Festplattenabgabe: Mehrheit der Bürger dagegen

"Wir zahlen bereits 200 Millionen Euro in das System ein", sagt Bettina Lorentschitsch, Obfrau der Bundessparte Handel der WKÖ, am Dienstag bei der Präsentation der Umfrage vor Journalisten in Wien. Der österreichische Handel befinde sei bereits einem massiven Nachteil gegenüber ausländischen Mitbewerbern ausgesetzt, da es nirgendwo so hohe Abgaben gebe. Mit der bei der kommenden Urheberrechtsreform vom Justizministerium geplanten Festplattenabgabe würde dieser Nachteil noch um ein Vielfaches verschärft. Auch Damian Izdebski, Geschäftsführer von DiTech sowie Obmann und Sprecher der Plattform für ein modernes Urheberrecht, spricht sich neuerlich vehement gegen die Festplattenabgabe aus. Diese werde von ihren Befürworten immer wieder als "logischer Nachfolger" der Leerkasettenabgabe bezeichnet, was jedoch in Wahrheit überhaupt nicht zutreffe und nicht mehr zeitgemäß sei. "Das System passt nicht zu der tatsächlichen Nutzung der Geräte."

Unterschriftenaktion
"Uns fehlt weiterhin der Dialog mit Experten von allen Seiten, damit der Handel nicht auf der Strecke bleibt, damit Konsumenten Rechtssicherheit haben und Künstler faire Einkommen erhalten", so Izdebski. Daher starten Wirtschaftskammer und die Plattform für modernes Urheberrecht ab sofort eine parlamentarische Bürgerinitiative mit - nach eigenen Aussagen - zwei zentralen Anliegen: Dem Nein zur Handy- und Computersteuer und dem Ja zu einem modernen und fairen Urheberrecht.

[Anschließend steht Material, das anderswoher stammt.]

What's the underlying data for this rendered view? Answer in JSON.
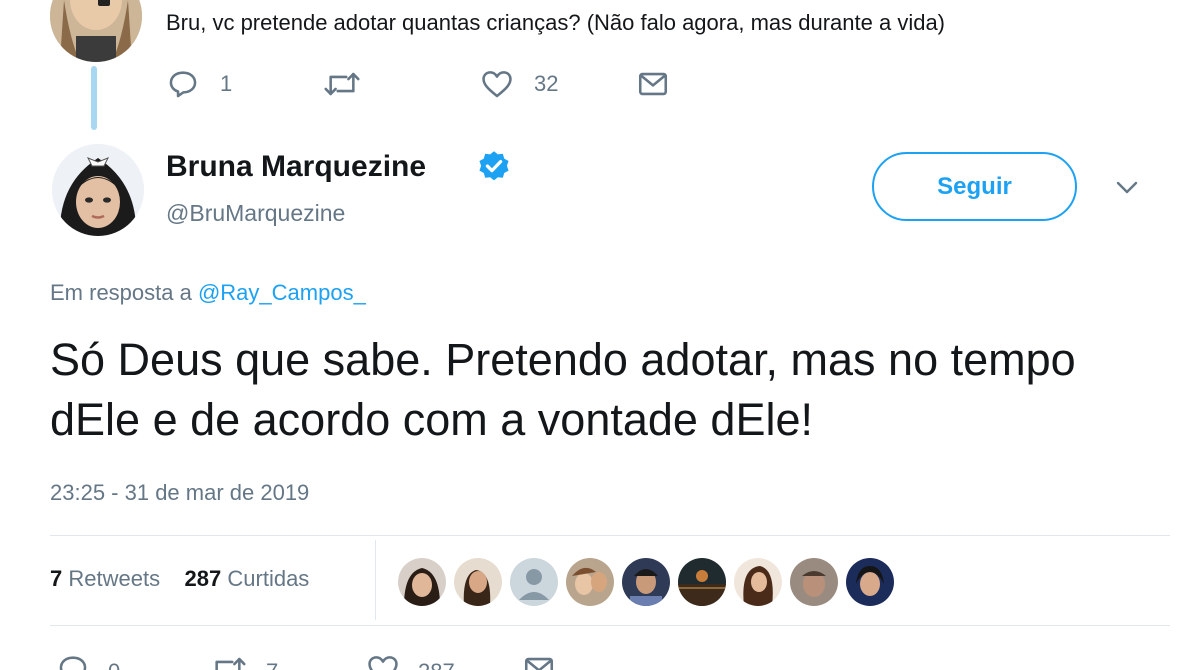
{
  "parent_tweet": {
    "text": "Bru, vc pretende adotar quantas crianças? (Não falo agora, mas durante a vida)",
    "reply_count": "1",
    "like_count": "32"
  },
  "tweet": {
    "author_name": "Bruna Marquezine",
    "author_handle": "@BruMarquezine",
    "follow_label": "Seguir",
    "reply_prefix": "Em resposta a ",
    "reply_mention": "@Ray_Campos_",
    "body": "Só Deus que sabe. Pretendo adotar, mas no tempo dEle e de acordo com a vontade dEle!",
    "timestamp": "23:25 - 31 de mar de 2019",
    "retweet_count": "7",
    "retweet_label": "Retweets",
    "like_count": "287",
    "like_label": "Curtidas"
  },
  "bottom_actions": {
    "reply_count": "0",
    "retweet_count": "7",
    "like_count": "287"
  },
  "colors": {
    "accent": "#1da1f2",
    "muted": "#657786",
    "text": "#14171a",
    "thread_line": "#a8d7f2"
  },
  "icons": [
    "reply-icon",
    "retweet-icon",
    "like-icon",
    "dm-icon",
    "verified-icon",
    "chevron-down-icon"
  ]
}
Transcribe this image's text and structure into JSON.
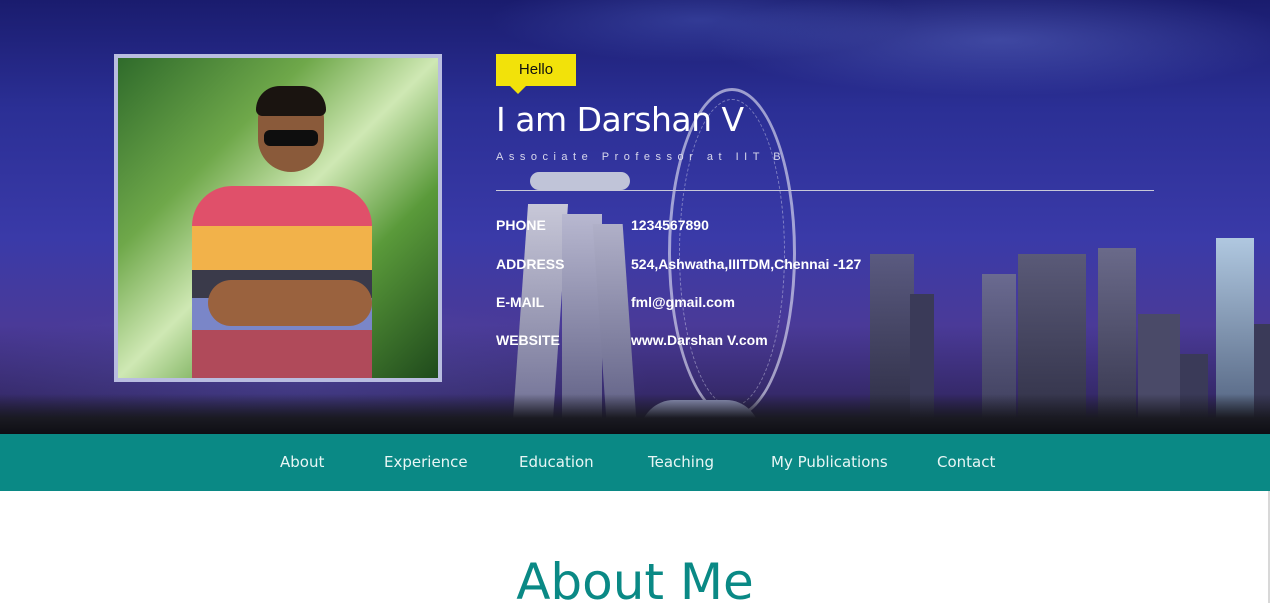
{
  "hero": {
    "hello": "Hello",
    "name": "I am Darshan V",
    "subtitle": "Associate Professor at IIT B",
    "info": [
      {
        "label": "PHONE",
        "value": "1234567890"
      },
      {
        "label": "ADDRESS",
        "value": "524,Ashwatha,IIITDM,Chennai -127"
      },
      {
        "label": "E-MAIL",
        "value": "fml@gmail.com"
      },
      {
        "label": "WEBSITE",
        "value": "www.Darshan V.com"
      }
    ]
  },
  "nav": {
    "items": [
      "About",
      "Experience",
      "Education",
      "Teaching",
      "My Publications",
      "Contact"
    ]
  },
  "about": {
    "title": "About Me"
  },
  "colors": {
    "accent": "#0a8985",
    "hello_badge": "#f2e20a"
  }
}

Die Wirtschaftskammer schickt die Unterschriftenformulare an ihre Mitgliedsbetriebe aus, die dann ihren Kunden die Liste vorlegen und Unterstützungserklärungen gegen die Festplattenabgabe sammeln können. Die Aktion läuft bis 22. Februar. Zunächst können nur Originalunterschriften abgebeben werden, in weiterer Folge soll es dann aber auch die Möglichkeit geben, online Unterstützungserklärungen abgeben zu können. Die erste Unterschrift wurde am Dienstag im Rahmen der Studienpräsentation von den Initiatoren gesetzt.

Erstes Ziel der Initiatoren ist es, zunächst einmal auf mehr als 1500 Unterschriften zu kommen. So viele hatte nämlich Kunst hat Recht im Rahmen ihrer parlamentarischen Bürgerinitiative pro Festplattenabgabe im vergangenen Herbst sammeln können.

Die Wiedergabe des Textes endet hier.